Metishima, reconnaître les talents d’ailleurs
- Le Département de la Seine-Saint-Denis soutient l’association Metishima qui accompagne les personnes exilées vers l’emploi.
- Son but : reconstruire des parcours professionnels brisés par l’exil.
- Interview de sa fondatrice, Marie Doué.
Votre association accompagne les personnes exilées vers l’emploi. Qui sont ces personnes ?
65% des personnes que nous accompagnons ont un niveau supérieur au baccalauréat. Ces personnes exilées arrivent ici parce qu’il y a la guerre, des problèmes chez eux. Elles partent du jour au lendemain alors qu’elles avaient une situation chez elles. Et ici, elles se retrouvent sans papiers, sans rien. Elles doivent alors prouver qu’elles ont existé dans le passé. Aujourd’hui nous accompagnons 65 nationalités.
Ces personnes ont des compétences. Sont-elles diplômées ?
Oui, mais quand elles arrivent, on ne leur demande pas qui elles ont été. On leur dit : « Et bien voilà, il y a ce métier. Il faut y aller parce qu’il faut travailler. » Mais pour travailler, pour se sentir bien, il faut être dans un métier qui nous correspond, qui nous plaît. Je ne dis pas forcément arriver au même au stade parce qu’on n’est pas dans le même processus.
Pouvez-vous nous donner un exemple ?
On a une ingénieure informaticienne qui vient du Sri Lanka, partie à cause de la guerre. Nous sommes en train de lui chercher une entreprise qui puisse lui donner la chance de commencer, même par le back office.

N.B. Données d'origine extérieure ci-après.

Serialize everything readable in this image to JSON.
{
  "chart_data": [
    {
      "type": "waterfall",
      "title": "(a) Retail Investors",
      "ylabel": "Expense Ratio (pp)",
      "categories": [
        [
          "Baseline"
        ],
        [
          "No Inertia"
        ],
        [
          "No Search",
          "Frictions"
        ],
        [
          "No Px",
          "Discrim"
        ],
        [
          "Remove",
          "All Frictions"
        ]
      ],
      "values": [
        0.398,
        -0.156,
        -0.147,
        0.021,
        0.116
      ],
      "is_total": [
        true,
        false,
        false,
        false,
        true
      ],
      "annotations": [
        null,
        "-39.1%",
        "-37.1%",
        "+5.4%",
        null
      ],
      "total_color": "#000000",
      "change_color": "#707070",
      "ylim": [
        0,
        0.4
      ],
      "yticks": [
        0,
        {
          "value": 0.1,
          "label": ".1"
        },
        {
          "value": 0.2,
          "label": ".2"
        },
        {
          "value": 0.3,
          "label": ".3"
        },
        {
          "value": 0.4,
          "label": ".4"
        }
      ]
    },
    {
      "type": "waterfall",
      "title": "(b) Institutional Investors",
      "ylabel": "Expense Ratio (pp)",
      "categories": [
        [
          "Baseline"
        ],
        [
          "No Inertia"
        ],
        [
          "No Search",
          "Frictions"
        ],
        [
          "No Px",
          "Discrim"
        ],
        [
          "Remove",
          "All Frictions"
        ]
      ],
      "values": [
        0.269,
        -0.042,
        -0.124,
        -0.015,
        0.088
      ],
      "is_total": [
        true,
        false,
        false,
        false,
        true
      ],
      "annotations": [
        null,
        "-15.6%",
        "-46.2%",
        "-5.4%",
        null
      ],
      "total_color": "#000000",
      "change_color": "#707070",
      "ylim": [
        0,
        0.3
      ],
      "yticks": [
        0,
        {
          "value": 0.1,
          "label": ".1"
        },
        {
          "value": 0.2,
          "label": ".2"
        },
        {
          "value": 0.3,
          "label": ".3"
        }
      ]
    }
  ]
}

Qu’est-ce qui manque à ces personnes ?
Ce qui leur manque, c’est d’avoir confiance en elles. Le fait de n’avoir pas pu encore montrer au pays d’accueil leurs compétences les freine.
Combien de femmes accompagnez-vous ?
On a 45% de femmes. Quand elles arrivent, elles sont carrément cassées. Elles ont subi davantage de traumatismes que les hommes. Certaines ont été violées durant le parcours. Leur environnement ne leur permet pas non plus de prendre la parole. Elles sont aussi dans un système patriarcal. Par conséquent, la femme ne peut pas être ce qu’elle a été. Elle doit s’occuper des enfants. Elles doivent faire des métiers plus ou moins non qualifiés. C’est assez compliqué par rapport à la langue, par rapport à la posture, par rapport à ce qui a été vécu et par rapport à la place laissée aussi par la femme dans la société d’accueil.

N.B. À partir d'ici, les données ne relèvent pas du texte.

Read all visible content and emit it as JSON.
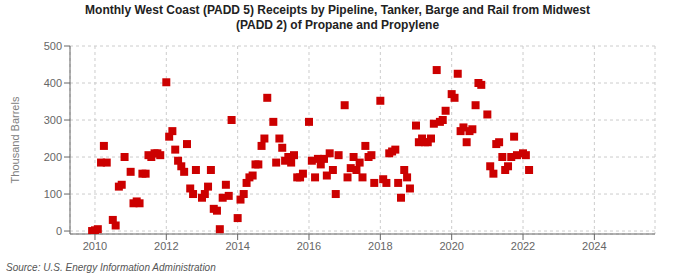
{
  "chart_data": {
    "type": "scatter",
    "title": "Monthly West Coast (PADD 5) Receipts by Pipeline, Tanker, Barge and Rail from Midwest\n(PADD 2) of Propane and Propylene",
    "ylabel": "Thousand Barrels",
    "annotations": [
      "Source: U.S. Energy Information Administration"
    ],
    "color": "#cc0000",
    "marker": "square",
    "grid": true,
    "xlim": [
      2009.3,
      2025.7
    ],
    "xticks": [
      2010,
      2012,
      2014,
      2016,
      2018,
      2020,
      2022,
      2024
    ],
    "ylim": [
      -8,
      500
    ],
    "yticks": [
      0,
      100,
      200,
      300,
      400,
      500
    ],
    "x": [
      2009.92,
      2010.0,
      2010.08,
      2010.17,
      2010.25,
      2010.33,
      2010.5,
      2010.58,
      2010.67,
      2010.75,
      2010.83,
      2011.0,
      2011.08,
      2011.17,
      2011.25,
      2011.33,
      2011.42,
      2011.5,
      2011.58,
      2011.67,
      2011.75,
      2011.83,
      2012.0,
      2012.08,
      2012.17,
      2012.25,
      2012.33,
      2012.42,
      2012.5,
      2012.58,
      2012.67,
      2012.75,
      2012.83,
      2013.0,
      2013.08,
      2013.17,
      2013.25,
      2013.33,
      2013.42,
      2013.5,
      2013.58,
      2013.67,
      2013.75,
      2013.83,
      2014.0,
      2014.08,
      2014.17,
      2014.25,
      2014.33,
      2014.42,
      2014.5,
      2014.58,
      2014.67,
      2014.75,
      2014.83,
      2015.0,
      2015.08,
      2015.17,
      2015.25,
      2015.33,
      2015.42,
      2015.5,
      2015.58,
      2015.67,
      2015.75,
      2015.83,
      2016.0,
      2016.08,
      2016.17,
      2016.25,
      2016.33,
      2016.42,
      2016.5,
      2016.58,
      2016.67,
      2016.75,
      2016.83,
      2017.0,
      2017.08,
      2017.17,
      2017.25,
      2017.33,
      2017.42,
      2017.5,
      2017.58,
      2017.67,
      2017.75,
      2017.83,
      2018.0,
      2018.08,
      2018.17,
      2018.25,
      2018.33,
      2018.42,
      2018.5,
      2018.58,
      2018.67,
      2018.75,
      2018.83,
      2019.0,
      2019.08,
      2019.17,
      2019.25,
      2019.33,
      2019.42,
      2019.5,
      2019.58,
      2019.67,
      2019.75,
      2019.83,
      2020.0,
      2020.08,
      2020.17,
      2020.25,
      2020.33,
      2020.42,
      2020.5,
      2020.58,
      2020.67,
      2020.75,
      2020.83,
      2021.0,
      2021.08,
      2021.17,
      2021.25,
      2021.33,
      2021.42,
      2021.5,
      2021.58,
      2021.67,
      2021.75,
      2021.83,
      2022.0,
      2022.08,
      2022.17
    ],
    "values": [
      0,
      2,
      5,
      185,
      230,
      185,
      30,
      15,
      120,
      125,
      200,
      160,
      75,
      80,
      75,
      155,
      155,
      205,
      200,
      210,
      210,
      205,
      402,
      255,
      270,
      220,
      190,
      175,
      160,
      235,
      115,
      100,
      165,
      90,
      100,
      120,
      165,
      60,
      55,
      5,
      90,
      125,
      95,
      300,
      35,
      85,
      100,
      130,
      145,
      150,
      180,
      180,
      230,
      250,
      360,
      295,
      185,
      250,
      225,
      190,
      200,
      185,
      205,
      145,
      145,
      155,
      295,
      190,
      145,
      195,
      180,
      195,
      150,
      210,
      165,
      100,
      205,
      340,
      145,
      170,
      200,
      165,
      185,
      145,
      230,
      200,
      205,
      130,
      352,
      140,
      130,
      210,
      215,
      220,
      130,
      90,
      165,
      145,
      115,
      285,
      240,
      250,
      240,
      240,
      250,
      290,
      435,
      295,
      300,
      325,
      370,
      360,
      425,
      270,
      280,
      240,
      270,
      275,
      340,
      400,
      395,
      315,
      175,
      155,
      235,
      240,
      200,
      165,
      175,
      200,
      255,
      205,
      210,
      205,
      165
    ]
  }
}
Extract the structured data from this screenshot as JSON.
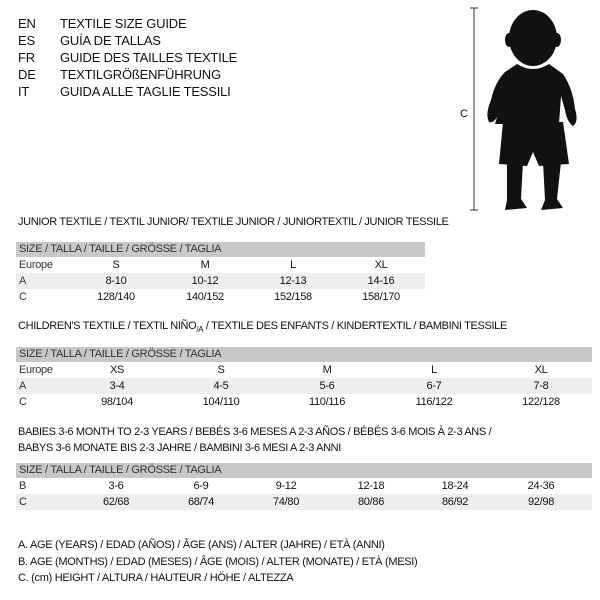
{
  "languages": [
    {
      "code": "EN",
      "title": "TEXTILE SIZE GUIDE"
    },
    {
      "code": "ES",
      "title": "GUÍA DE TALLAS"
    },
    {
      "code": "FR",
      "title": "GUIDE DES TAILLES TEXTILE"
    },
    {
      "code": "DE",
      "title": "TEXTILGRÖßENFÜHRUNG"
    },
    {
      "code": "IT",
      "title": "GUIDA ALLE TAGLIE TESSILI"
    }
  ],
  "figure": {
    "measure_label": "C"
  },
  "size_header": "SIZE / TALLA / TAILLE / GRÖSSE / TAGLIA",
  "junior": {
    "title": "JUNIOR TEXTILE / TEXTIL JUNIOR/ TEXTILE JUNIOR / JUNIORTEXTIL / JUNIOR TESSILE",
    "rows": [
      {
        "label": "Europe",
        "values": [
          "S",
          "M",
          "L",
          "XL"
        ]
      },
      {
        "label": "A",
        "values": [
          "8-10",
          "10-12",
          "12-13",
          "14-16"
        ]
      },
      {
        "label": "C",
        "values": [
          "128/140",
          "140/152",
          "152/158",
          "158/170"
        ]
      }
    ]
  },
  "children": {
    "title_pre": "CHILDREN'S TEXTILE / TEXTIL NIÑO",
    "title_sub": "/A",
    "title_post": " / TEXTILE DES ENFANTS / KINDERTEXTIL / BAMBINI TESSILE",
    "rows": [
      {
        "label": "Europe",
        "values": [
          "XS",
          "S",
          "M",
          "L",
          "XL"
        ]
      },
      {
        "label": "A",
        "values": [
          "3-4",
          "4-5",
          "5-6",
          "6-7",
          "7-8"
        ]
      },
      {
        "label": "C",
        "values": [
          "98/104",
          "104/110",
          "110/116",
          "116/122",
          "122/128"
        ]
      }
    ]
  },
  "babies": {
    "title_line1": "BABIES 3-6 MONTH TO 2-3 YEARS / BEBÉS 3-6 MESES A 2-3 AÑOS / BÉBÉS 3-6 MOIS À 2-3 ANS /",
    "title_line2": "BABYS 3-6 MONATE BIS 2-3 JAHRE / BAMBINI 3-6 MESI A 2-3 ANNI",
    "rows": [
      {
        "label": "B",
        "values": [
          "3-6",
          "6-9",
          "9-12",
          "12-18",
          "18-24",
          "24-36"
        ]
      },
      {
        "label": "C",
        "values": [
          "62/68",
          "68/74",
          "74/80",
          "80/86",
          "86/92",
          "92/98"
        ]
      }
    ]
  },
  "legend": [
    "A. AGE (YEARS) / EDAD (AÑOS) / ÂGE (ANS) / ALTER (JAHRE) / ETÀ (ANNI)",
    "B. AGE (MONTHS) / EDAD (MESES) / ÂGE (MOIS) / ALTER (MONATE) / ETÀ (MESI)",
    "C. (cm) HEIGHT / ALTURA / HAUTEUR / HÖHE / ALTEZZA"
  ]
}
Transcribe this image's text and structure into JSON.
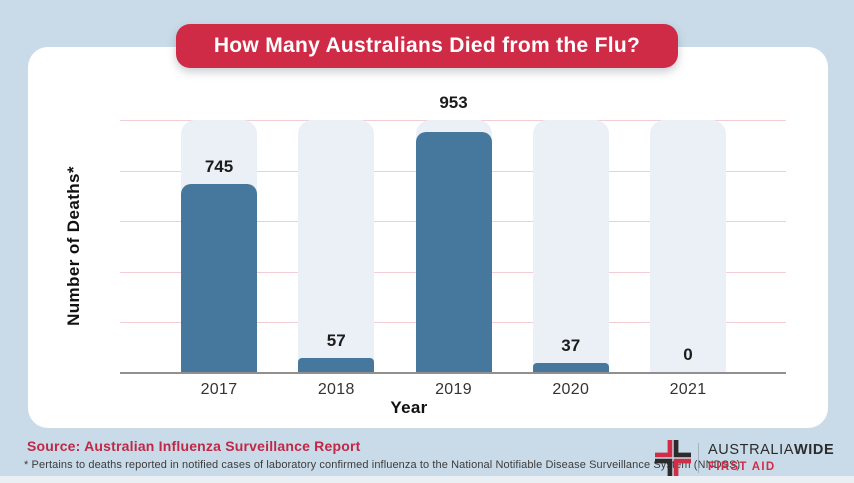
{
  "page": {
    "background_color": "#c9dbe8",
    "card_color": "#ffffff"
  },
  "title": {
    "text": "How Many Australians Died from the Flu?",
    "background_color": "#d02b46",
    "text_color": "#ffffff"
  },
  "chart_data": {
    "type": "bar",
    "title": "How Many Australians Died from the Flu?",
    "categories": [
      "2017",
      "2018",
      "2019",
      "2020",
      "2021"
    ],
    "values": [
      745,
      57,
      953,
      37,
      0
    ],
    "value_labels": [
      "745",
      "57",
      "953",
      "37",
      "0"
    ],
    "xlabel": "Year",
    "ylabel": "Number of Deaths*",
    "ylim": [
      0,
      1000
    ],
    "gridline_step": 200,
    "grid": true,
    "legend": "none",
    "bar_color": "#46789e",
    "track_color": "#eaf0f5",
    "gridline_color": "#f2cdd3",
    "axis_color": "#909090"
  },
  "footer": {
    "source": "Source: Australian Influenza Surveillance Report",
    "source_color": "#c22746",
    "footnote": "* Pertains to deaths reported in notified cases of laboratory confirmed influenza to the National Notifiable Disease Surveillance System (NNDSS)"
  },
  "logo": {
    "brand_top_regular": "AUSTRALIA",
    "brand_top_bold": "WIDE",
    "brand_bottom": "FIRST AID",
    "cross_red": "#d22c46",
    "cross_dark": "#2b2b2b",
    "brand_bottom_color": "#d22c46"
  }
}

Comment aider ces femmes ?
Certaines personnes restent dans leur communauté en pensant que cette communauté va les protéger. Mais à un certain moment, elles se rendent compte que la communauté, non seulement ne les protège pas, mais reproduit la souffrance. Comme ces personnes ne trouvent pas les portes à ouvrir, elles se retrouvent coupées de tout et ne peuvent pas rayonner. Voilà pourquoi elles restent dans la communauté où elles se sentent plus ou moins à l’aise.

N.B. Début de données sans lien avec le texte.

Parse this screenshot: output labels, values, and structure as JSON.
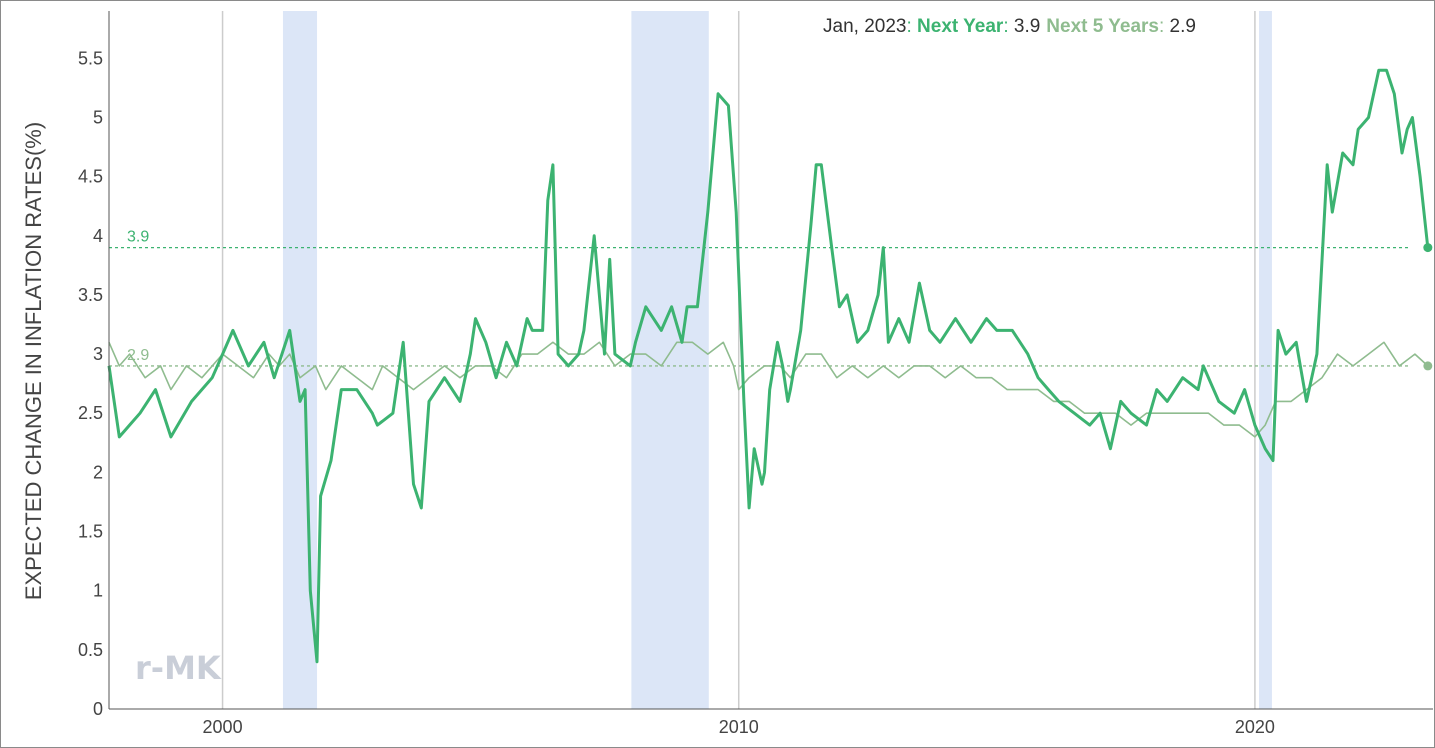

Où trouvent-elles la force de s’épanouir ?
Les personnes arrivent avec des compétences, ce sont des talents. Nous avons des ingénieur.e.s informaticien.ne.s, des agriculteur.trice.s, des ingénieur.e.s agronomes, des comptables, des médecins mais qui ne peuvent pas exercer et qui passent par des formations pour devenir infirmier.ère. Nous avons de tout. Et que fait-on ? On les accueille et ensuite le processus s’arrête. Ils sont dans les centres d’hébergement. Ensuite, après avoir obtenu leurs papiers, ils ont entre 3 à 6 mois pour pouvoir trouver quelque chose. Tout cet effort, tout ce temps, cet argent mis à disposition par les départements et l’Etat, tout cet espoir qu’on leur avait donné, va s’arrêter du jour au lendemain. Comment est-ce qu’on fait pour déplacer les lignes ? C’est vraiment une bonne action, mais le pays qui accueille doit la mener jusqu’au bout. Ces personnes peuvent encore rayonner en les laissant intégrer le monde de l’emploi plus facilement.